Newly Discovered Peacock Spider Has Pattern Resembling an Elephant on Abdomen

Posted on March 29, 2015

A new peacock spider has been discovered in New South Wales, Australia. The spider has a pattern resembling an elephant on its abdomen. The spider has been named Maratus elephans. It is described in a new research paper by Jurgen C. Otto and David E. Hill. The spider is named for the pattern on its extended opisthosomal fan which resembles the head of a male elephant as seen from the front.

There are more photographs of M. elephans here on Jurgen Otto's Flickr page. Otto discovered the species in a collection at the Australian Museum in Sydney.

Jurgen Otto says on Flickr, "When I looked through the Maratus specimens preserved in ethanol at the Australian Museum in Sydney in 2012 I noticed two individuals that were collected in 2001 by museum staff near Tamworth, about 5 hours from where I live. I went to that location five times to find some live ones that I could photograph, but no luck, despite some hard searching. I was close to despairing and started to think that I would perhaps never find it, when a friend of mine, Stuart Harris offered to have a look while travelling in that region, and came back with two males and a female. These formed the basis for the scientific description of this spider."

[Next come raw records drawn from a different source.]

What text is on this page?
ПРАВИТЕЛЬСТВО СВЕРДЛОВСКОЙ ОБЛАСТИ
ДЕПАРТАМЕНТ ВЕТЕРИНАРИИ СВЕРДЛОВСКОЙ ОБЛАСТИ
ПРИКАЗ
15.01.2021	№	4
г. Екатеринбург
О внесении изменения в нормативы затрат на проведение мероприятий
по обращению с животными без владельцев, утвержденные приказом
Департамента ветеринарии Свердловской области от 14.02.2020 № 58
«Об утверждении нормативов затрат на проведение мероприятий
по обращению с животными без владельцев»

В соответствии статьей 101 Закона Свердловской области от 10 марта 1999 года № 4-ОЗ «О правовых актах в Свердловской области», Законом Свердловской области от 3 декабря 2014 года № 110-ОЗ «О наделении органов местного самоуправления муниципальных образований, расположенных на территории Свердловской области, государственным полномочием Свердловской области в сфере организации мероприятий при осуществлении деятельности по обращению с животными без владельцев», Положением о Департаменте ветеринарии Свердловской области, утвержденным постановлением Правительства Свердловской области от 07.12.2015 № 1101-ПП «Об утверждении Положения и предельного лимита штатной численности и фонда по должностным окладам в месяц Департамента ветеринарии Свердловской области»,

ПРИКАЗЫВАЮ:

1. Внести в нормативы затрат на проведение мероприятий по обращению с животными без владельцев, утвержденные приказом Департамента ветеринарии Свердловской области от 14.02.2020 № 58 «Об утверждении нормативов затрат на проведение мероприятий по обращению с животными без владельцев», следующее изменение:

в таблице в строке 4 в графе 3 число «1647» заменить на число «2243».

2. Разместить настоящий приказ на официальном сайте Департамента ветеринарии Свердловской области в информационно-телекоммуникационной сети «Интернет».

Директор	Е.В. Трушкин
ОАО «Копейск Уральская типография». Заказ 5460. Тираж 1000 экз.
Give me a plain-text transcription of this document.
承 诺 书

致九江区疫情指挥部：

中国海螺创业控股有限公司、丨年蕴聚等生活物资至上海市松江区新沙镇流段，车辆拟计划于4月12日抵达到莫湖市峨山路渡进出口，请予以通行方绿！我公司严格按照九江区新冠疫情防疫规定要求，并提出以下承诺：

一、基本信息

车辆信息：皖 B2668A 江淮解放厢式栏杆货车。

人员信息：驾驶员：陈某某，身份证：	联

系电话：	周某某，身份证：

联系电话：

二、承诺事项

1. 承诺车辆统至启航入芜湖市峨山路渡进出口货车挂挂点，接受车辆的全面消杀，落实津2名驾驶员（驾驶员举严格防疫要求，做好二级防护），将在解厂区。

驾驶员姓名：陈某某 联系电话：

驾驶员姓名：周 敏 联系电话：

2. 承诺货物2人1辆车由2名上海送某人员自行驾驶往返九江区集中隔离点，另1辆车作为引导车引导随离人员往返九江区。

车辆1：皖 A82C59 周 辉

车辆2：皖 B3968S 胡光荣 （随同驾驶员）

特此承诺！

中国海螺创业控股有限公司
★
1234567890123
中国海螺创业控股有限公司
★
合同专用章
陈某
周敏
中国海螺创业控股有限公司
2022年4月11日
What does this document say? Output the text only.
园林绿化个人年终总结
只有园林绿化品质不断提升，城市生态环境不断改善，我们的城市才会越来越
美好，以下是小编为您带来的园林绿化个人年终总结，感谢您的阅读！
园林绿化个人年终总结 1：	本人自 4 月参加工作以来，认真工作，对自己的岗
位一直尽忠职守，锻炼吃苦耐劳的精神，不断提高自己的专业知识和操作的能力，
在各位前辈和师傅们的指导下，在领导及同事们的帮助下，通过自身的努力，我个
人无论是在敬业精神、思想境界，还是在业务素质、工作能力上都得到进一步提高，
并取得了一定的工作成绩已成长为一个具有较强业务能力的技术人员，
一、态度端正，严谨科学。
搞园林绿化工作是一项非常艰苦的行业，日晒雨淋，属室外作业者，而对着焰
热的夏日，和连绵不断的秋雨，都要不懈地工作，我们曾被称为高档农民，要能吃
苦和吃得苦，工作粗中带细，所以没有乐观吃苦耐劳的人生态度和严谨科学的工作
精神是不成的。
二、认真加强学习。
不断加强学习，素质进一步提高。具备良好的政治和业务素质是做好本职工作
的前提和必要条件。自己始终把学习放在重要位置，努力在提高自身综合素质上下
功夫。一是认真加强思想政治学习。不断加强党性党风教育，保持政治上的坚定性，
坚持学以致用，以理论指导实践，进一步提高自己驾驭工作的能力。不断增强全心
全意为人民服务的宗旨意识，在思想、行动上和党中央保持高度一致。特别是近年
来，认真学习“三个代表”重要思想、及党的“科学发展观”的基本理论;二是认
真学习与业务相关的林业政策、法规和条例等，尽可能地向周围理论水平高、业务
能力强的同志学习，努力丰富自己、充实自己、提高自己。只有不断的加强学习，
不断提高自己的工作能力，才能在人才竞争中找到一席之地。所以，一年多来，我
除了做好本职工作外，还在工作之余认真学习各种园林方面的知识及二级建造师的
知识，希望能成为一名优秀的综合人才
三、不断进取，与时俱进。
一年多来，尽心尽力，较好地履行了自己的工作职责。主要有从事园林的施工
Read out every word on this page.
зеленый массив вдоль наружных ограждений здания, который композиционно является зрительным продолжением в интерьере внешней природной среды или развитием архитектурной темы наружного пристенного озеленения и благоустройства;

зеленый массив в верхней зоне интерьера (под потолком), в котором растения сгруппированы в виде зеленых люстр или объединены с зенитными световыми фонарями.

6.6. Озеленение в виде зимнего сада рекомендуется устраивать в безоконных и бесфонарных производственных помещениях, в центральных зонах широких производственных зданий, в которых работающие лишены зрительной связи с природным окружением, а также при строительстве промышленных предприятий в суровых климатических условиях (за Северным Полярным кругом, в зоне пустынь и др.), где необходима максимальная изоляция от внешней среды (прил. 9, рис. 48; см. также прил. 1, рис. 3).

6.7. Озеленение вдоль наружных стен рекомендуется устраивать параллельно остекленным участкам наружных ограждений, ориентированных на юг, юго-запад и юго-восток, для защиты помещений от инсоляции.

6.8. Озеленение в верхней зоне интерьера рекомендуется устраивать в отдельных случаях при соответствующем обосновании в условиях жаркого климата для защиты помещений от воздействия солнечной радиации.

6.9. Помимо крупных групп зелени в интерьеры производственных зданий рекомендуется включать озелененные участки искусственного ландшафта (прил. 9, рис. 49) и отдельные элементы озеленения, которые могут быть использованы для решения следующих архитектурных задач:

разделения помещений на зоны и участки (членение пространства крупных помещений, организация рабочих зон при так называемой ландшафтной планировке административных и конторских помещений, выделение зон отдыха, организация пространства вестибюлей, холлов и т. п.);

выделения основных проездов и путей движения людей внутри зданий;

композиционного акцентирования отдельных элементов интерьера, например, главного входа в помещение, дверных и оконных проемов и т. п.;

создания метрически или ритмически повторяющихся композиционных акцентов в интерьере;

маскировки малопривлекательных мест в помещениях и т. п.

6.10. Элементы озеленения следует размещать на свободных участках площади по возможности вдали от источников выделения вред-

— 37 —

The researchers say M. elephans has larger flaps on its opisthosoma than most peacock spdiers. They say in their research paper that the only species of Maratus in eastern Australia that has equally large flaps fringed with long setae is M. volans. M. elephans can fold these flaps back down onto its body and raise them up when it wants to make a display. A video of the dance of M. elephans can be found here on Facebook.

Otto and Hill were also behind the recently announced Sparklemuffin and Skeletorus discoveries. A research paper on the new species, M. elephans, can be found here in the journal, Peckhamia.